Geocoding 1 Million Addresses: From 8 Hours to 12 Minutes

Real case study: how we got a 1M-row geocoding job from 8 hours to 12 minutes. Concurrency, batching, caching math.

| April 26, 2026
Geocoding 1 Million Addresses: From 8 Hours to 12 Minutes

A logistics customer ran a nightly geocode of roughly one million delivery addresses. The job started after the 22:00 cutoff for next-day routing and was supposed to finish before drivers logged in at 06:00. For months, it usually did. Then volume crept up, the job started bleeding into the morning, and one bad night it finished at 09:15 — by which point dispatch had already cut routes by hand. The eight-hour pipeline had become a business problem.

Five changes later, the same nightly job runs in twelve minutes. Nothing exotic. No new vendor, no rewrite. Just bounded concurrency, a batch endpoint, a cache layer, a streaming pipeline, and a normalization pre-pass — applied in the order that gave each one room to matter. This post is the play-by-play, with the actual numbers we measured and the math behind why each step did what it did.

The starting point: 8 hours

The original loop was the kind of code that looks reasonable in a code review and behaves like a brick at scale. One worker, sequential calls, nothing async:

# original.py — the eight-hour version
import csv, requests

with open('addresses.csv') as f:
    rows = list(csv.DictReader(f))

results = []
for row in rows:
    r = requests.post('https://api.csv2geo.com/v1/geocode', json=row, timeout=30)
    results.append(r.json())

with open('out.csv', 'w') as f:
    csv.DictWriter(f, fieldnames=results[0].keys()).writeheader()
    csv.DictWriter(f, fieldnames=results[0].keys()).writerows(results)

The end-to-end time per row was about 30 ms — TLS handshake reuse via the connection pool, server-side geocode in 5-15 ms, network back. Multiplied across one million rows, that is 30,000 seconds, or eight hours and twenty minutes. Add CSV parse and write, and the job came in at roughly eight hours fifteen.

There was no headroom. A 50 ms blip in p99 latency added an hour. A retry loop on a few thousand 429s could double the runtime. Worse, the loop loaded all rows into memory before the first request went out, which meant a 400 MB resident set on a small worker box and zero progress visible to monitoring until the job either finished or fell over.

The first thing to internalize: a single-threaded loop is doing one thing the whole time — *waiting on the network*. The CPU is idle. The TCP socket is idle for most of the round trip. The eight hours is almost entirely sleep.
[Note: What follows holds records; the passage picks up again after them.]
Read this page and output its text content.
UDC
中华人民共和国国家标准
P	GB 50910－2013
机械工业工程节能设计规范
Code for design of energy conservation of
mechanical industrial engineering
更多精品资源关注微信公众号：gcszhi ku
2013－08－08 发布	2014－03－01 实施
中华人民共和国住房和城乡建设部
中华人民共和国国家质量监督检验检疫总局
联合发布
That is exactly the workload concurrency exists for.

Step 1: bounded concurrency (8 hours → 90 minutes)

We introduced a semaphore-bounded worker pool at concurrency 16. Sixteen in-flight requests at any moment, each averaging 30 ms, gave a theoretical throughput of ~533 rows per second — call it 1,875 seconds for a million rows. Measured: 1,920 seconds, or 32 minutes pure compute. With CSV I/O and the long tail, the run came in at about 90 minutes end-to-end.
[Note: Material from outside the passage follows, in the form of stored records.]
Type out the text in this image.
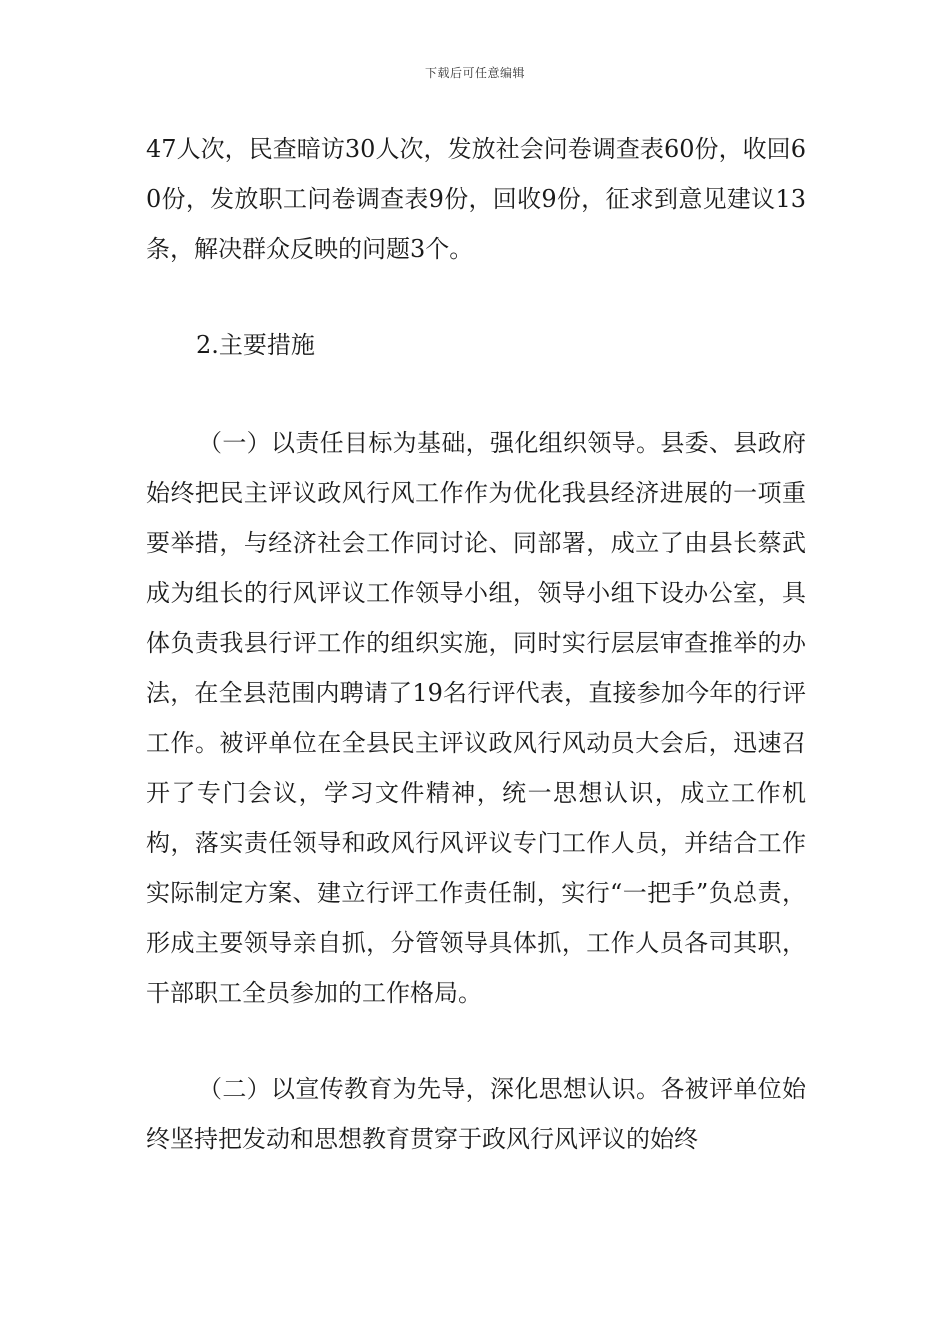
下载后可任意编辑

47人次，民查暗访30人次，发放社会问卷调查表60份，收回60份，发放职工问卷调查表9份，回收9份，征求到意见建议13条，解决群众反映的问题3个。

2.主要措施

（一）以责任目标为基础，强化组织领导。县委、县政府始终把民主评议政风行风工作作为优化我县经济进展的一项重要举措，与经济社会工作同讨论、同部署，成立了由县长蔡武成为组长的行风评议工作领导小组，领导小组下设办公室，具体负责我县行评工作的组织实施，同时实行层层审查推举的办法，在全县范围内聘请了19名行评代表，直接参加今年的行评工作。被评单位在全县民主评议政风行风动员大会后，迅速召开了专门会议，学习文件精神，统一思想认识，成立工作机构，落实责任领导和政风行风评议专门工作人员，并结合工作实际制定方案、建立行评工作责任制，实行“一把手”负总责，形成主要领导亲自抓，分管领导具体抓，工作人员各司其职，干部职工全员参加的工作格局。

（二）以宣传教育为先导，深化思想认识。各被评单位始终坚持把发动和思想教育贯穿于政风行风评议的始终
# step1.py — bounded concurrency
import asyncio, aiohttp, csv

CONCURRENCY = 16

async def geocode_one(session, sem, row):
    async with sem:
        async with session.post(
            'https://api.csv2geo.com/v1/geocode', json=row, timeout=30,
        ) as r:
            return await r.json()

async def main():
    with open('addresses.csv') as f:
        rows = list(csv.DictReader(f))
    sem = asyncio.Semaphore(CONCURRENCY)
    async with aiohttp.ClientSession() as session:
        results = await asyncio.gather(*[
            geocode_one(session, sem, row) for row in rows
        ])
    return results

Why 16 and not 64? Because the curve flattens. We benchmarked at 4, 8, 16, 32, 64, and 128 in-flight. The numbers:

| Concurrency | Throughput (rows/sec) | p99 latency (ms) | Effective speedup | |---:|---:|---:|---:| | 1 | 33 | 35 | 1x | | 8 | 250 | 38 | 7.5x | | 16 | 533 | 42 | 16x | | 32 | 760 | 78 | 23x | | 64 | 870 | 210 | 26x | | 128 | 880 | 540 | 26x |

Throughput plateaus around 32-64 because we are saturating the upstream's per-account fairness budget. The p99 column tells the real story: past 16, we trade marginal throughput for tail latency that triggers our retry logic — and retries are pure waste. Sixteen was the knee of the curve. The deeper version of this analysis is in the post on finding your geocoder's concurrency sweet spot.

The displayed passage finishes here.